Erst war es ein Anschlag auf den CSD in Berlin. Ein Toter und ca. 30 Verletzte waren zu beklagen. Entsetzen wie Trauer waren groß. Was allzu menschlich ist. Nun, kurze Zeit später, wird von einem hybriden Angriff auf einen Flughafen in Leipzig gesprochen, von dem aus Kriegsmaterial in die Ukraine geflogen wird. Was die beiden Ereignisse miteinander zu tun haben? Mit der völligen Weltfremdheit der medial erzeugten Öffentlichkeit in der Bundesrepublik Deutschland.
Die Opfer am Rande des CSD sind, man verzeihe das Idiomatische, ein Spauz gegen das, was in heißen Kriegsgebieten stündlich geschieht. Und die Politik, die seit geraumer Zeit aus diesem Land heraus betrieben wird, sorgt dafür, dass der heiße Krieg immer näher rückt. Da stellt sich dann die Frage, wie man gedenkt, die Potenzierung von Tod und Leid psychisch einigermaßen auf die Reihe zu bekommen? Für emotionale Robustheit spricht alles, was wir momentan erleben, jedenfalls nicht.

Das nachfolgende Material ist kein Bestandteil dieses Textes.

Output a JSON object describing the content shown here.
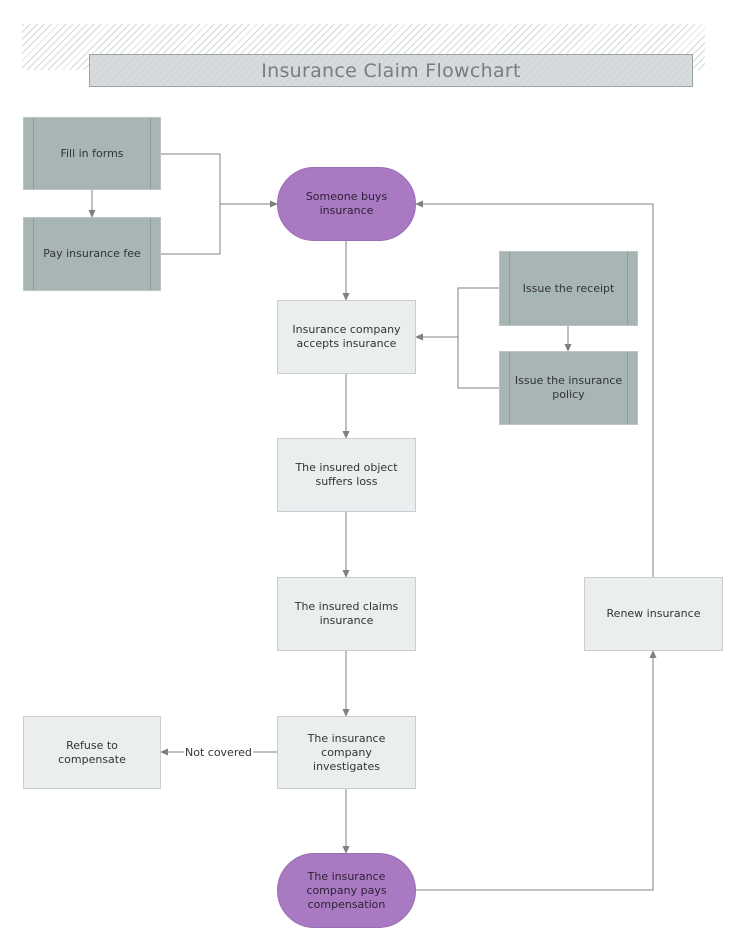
{
  "title": "Insurance Claim Flowchart",
  "colors": {
    "terminal_fill": "#a97ac2",
    "process_fill": "#ebeeef",
    "predefined_fill": "#a7b6b4",
    "connector": "#808080",
    "title_text": "#7a7d80"
  },
  "nodes": {
    "fill_forms": {
      "label": "Fill in forms",
      "shape": "predefined-process"
    },
    "pay_fee": {
      "label": "Pay insurance fee",
      "shape": "predefined-process"
    },
    "buys": {
      "label": "Someone buys insurance",
      "shape": "terminal"
    },
    "accepts": {
      "label": "Insurance company accepts insurance",
      "shape": "process"
    },
    "receipt": {
      "label": "Issue the receipt",
      "shape": "predefined-process"
    },
    "policy": {
      "label": "Issue the insurance policy",
      "shape": "predefined-process"
    },
    "loss": {
      "label": "The insured object suffers loss",
      "shape": "process"
    },
    "claims": {
      "label": "The insured claims insurance",
      "shape": "process"
    },
    "investigates": {
      "label": "The insurance company investigates",
      "shape": "process"
    },
    "refuse": {
      "label": "Refuse to compensate",
      "shape": "process"
    },
    "pays": {
      "label": "The insurance company pays compensation",
      "shape": "terminal"
    },
    "renew": {
      "label": "Renew insurance",
      "shape": "process"
    }
  },
  "edges": [
    {
      "from": "fill_forms",
      "to": "pay_fee",
      "label": ""
    },
    {
      "from": "fill_forms",
      "to": "buys",
      "label": ""
    },
    {
      "from": "pay_fee",
      "to": "buys",
      "label": ""
    },
    {
      "from": "buys",
      "to": "accepts",
      "label": ""
    },
    {
      "from": "receipt",
      "to": "policy",
      "label": ""
    },
    {
      "from": "receipt",
      "to": "accepts",
      "label": ""
    },
    {
      "from": "policy",
      "to": "accepts",
      "label": ""
    },
    {
      "from": "accepts",
      "to": "loss",
      "label": ""
    },
    {
      "from": "loss",
      "to": "claims",
      "label": ""
    },
    {
      "from": "claims",
      "to": "investigates",
      "label": ""
    },
    {
      "from": "investigates",
      "to": "refuse",
      "label": "Not covered"
    },
    {
      "from": "investigates",
      "to": "pays",
      "label": ""
    },
    {
      "from": "pays",
      "to": "renew",
      "label": ""
    },
    {
      "from": "renew",
      "to": "buys",
      "label": ""
    }
  ]
}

Was, und da wären wir dann bei der Drohne auf dem Leipziger Flughafen. Zum einen sollte sichergestellt werden, ob es sich nicht, wie jüngst bei der behaupteten feindlichen Intervention in das GPS eines Von-der-Leyen-Fliegers um ein propagandistisches Manöver handelt, um die notwendige Stimmung für eine weitere Eskalation zu erzeugen. Es stellte sich in jenem Fall nämlich sehr schnell heraus, dass gar nichts war. Worüber allerdings nicht mehr berichtet wurde.

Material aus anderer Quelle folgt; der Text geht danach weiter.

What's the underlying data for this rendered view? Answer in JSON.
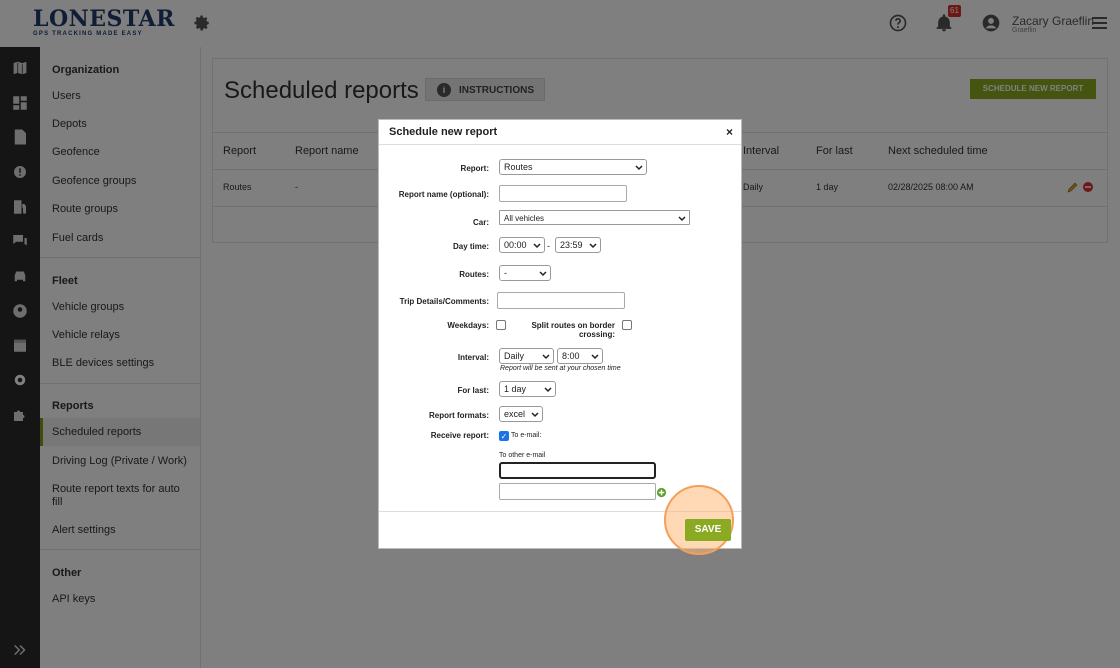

Aber, gesetzt den Fall, es handelt sich um eine tatsächliche Aktion von russischer Seite. Was, ihr lieben Strategen, wäre daran eigentlich so verwunderlich? Wer seinerseits immer offensiver die eigene Kriegsbeteiligung zur Schau stellt, darf sich nicht wundern, wenn man zunehmend als aktive Kriegspartei angesehen und behandelt wird. Da stellt sich zumindest die in Deutschland immer wieder beliebte Frage, ob wir es mit Dummheit oder einer widerwärtig abgebrühten Strategie zu tun haben?
Wer glaubt, man könne den Krieg weiter betreiben, prolongieren und als Geschäftsmodell für bestimmte Interessengruppen unbegrenzt fortsetzen und sogar eskalieren, ohne dass der berüchtigte russische Bär seine Pranken ausfährt, dokumentiert seine Unmündigkeit im realen Leben. Um es sehr vor- wie nachsichtig zu formulieren! Und wer denkt, der Krieg sei lediglich ein Geschäftsmodell, hat sich auf das Terrain der zivilisationsfeindlichen Kriminalität begeben.

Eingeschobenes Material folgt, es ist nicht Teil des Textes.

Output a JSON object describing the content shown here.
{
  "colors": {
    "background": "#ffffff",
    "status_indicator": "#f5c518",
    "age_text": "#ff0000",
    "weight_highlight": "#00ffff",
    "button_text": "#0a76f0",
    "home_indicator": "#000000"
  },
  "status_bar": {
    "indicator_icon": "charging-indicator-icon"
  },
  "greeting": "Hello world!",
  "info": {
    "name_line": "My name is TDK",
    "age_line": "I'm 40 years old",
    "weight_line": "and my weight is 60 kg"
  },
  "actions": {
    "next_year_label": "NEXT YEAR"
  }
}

Der Bevölkerung hierzulande wie überall auf der Welt kann die Beantwortung der Frage egal sein. Ob sie es zu tun hat mit intellektuell überforderten Karrieristen oder mit ausgemachten Kriminellen, die in Bezug auf das Wohlergehen und die Zukunftsperspektive der jeweils eigenen Bevölkerung keine Rücksicht nehmen. Beide Varianten führen ins Elend.
Was auf jeden Fall hilft, um die Orientierung in dem ganzen Gewusel von Hirnriss und Propaganda wiederzugewinnen, ist das Beherrschen der Grundrechenarten. Wer in der Lage ist, bis drei zu zählen, kann sich vorstellen, dass der Gewaltakt am Rande des Berliner CSD eine Petitesse ist im Vergleich zu einem formidablen Kriegsalltag. Und wer in der Lage ist, bis drei zu zählen, weiß auch, dass die zunehmende aktive Beteiligung am Kriegsgeschehen auch dazu führen wird, dass sich die Zerstörung dem eigenen Lebensraum immer mehr nähert. Und wer bis drei zählen kann weiß zudem, dass man in einer derart heiklen Situation die Geschäfte weder Dummen noch Kriminellen überlassen sollte.